The system called “semantic hearing” enables them to focus on or ignore specific sounds from real-world environments in real-time while preserving the spatial cues. It functions when the headphones stream captured audio to a connected smartphone, which then eliminates all environmental sounds.
Users can then select the sounds they want to listen to from 20 different sound classes, such as sirens, baby cries, speech, vacuum cleaners, and bird chirps, either through a smartphone app or voice commands. The headphones only play the selected sounds, effectively canceling out all other noise.

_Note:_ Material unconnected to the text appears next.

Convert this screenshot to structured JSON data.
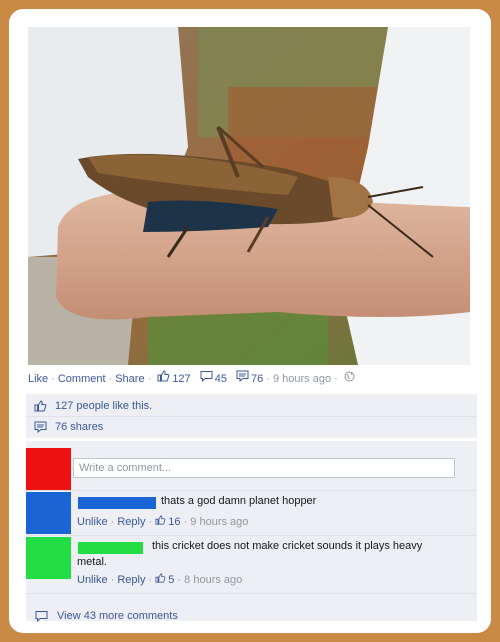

“Understanding what a bird sounds like and extracting it from all other sounds in an environment requires real-time intelligence that today’s noise-canceling headphones haven’t achieved,” said senior author Shyam Gollakota, a UW professor in the Paul G. Allen School of Computer Science & Engineering. “The challenge is that the sounds headphone wearers hear need to sync with their visual senses. You can’t hear someone’s voice two seconds after they talk to you. This means the neural algorithms must process sounds in under a hundredth of a second.”
Due to the limited time available for processing sounds, the semantic hearing system must process sounds on a device, such as a connected smartphone, rather than on more robust cloud servers. Furthermore, since sounds from various directions arrive at different times in people’s ears, the system must preserve these delays and other spatial cues to enable people to perceive sounds in their environment.
The prototype developed by the team was tested in different environments, including parks, streets, and offices, and was able to extract sirens, bird chirps, alarms, and other target sounds while eliminating all other background noise. When 22 participants rated the audio output of the system for the target sound, they reported an overall improvement in quality compared to the original recording.
Results show that the system can operate with 20 sound classes and that the transformer-based network has a runtime of 6.56 ms on a connected smartphone.
However, in some cases, the system had difficulty distinguishing between sounds that share similar characteristics, such as vocal music and human speech. The researchers suggest that training the models on more real-world data may improve this outcome.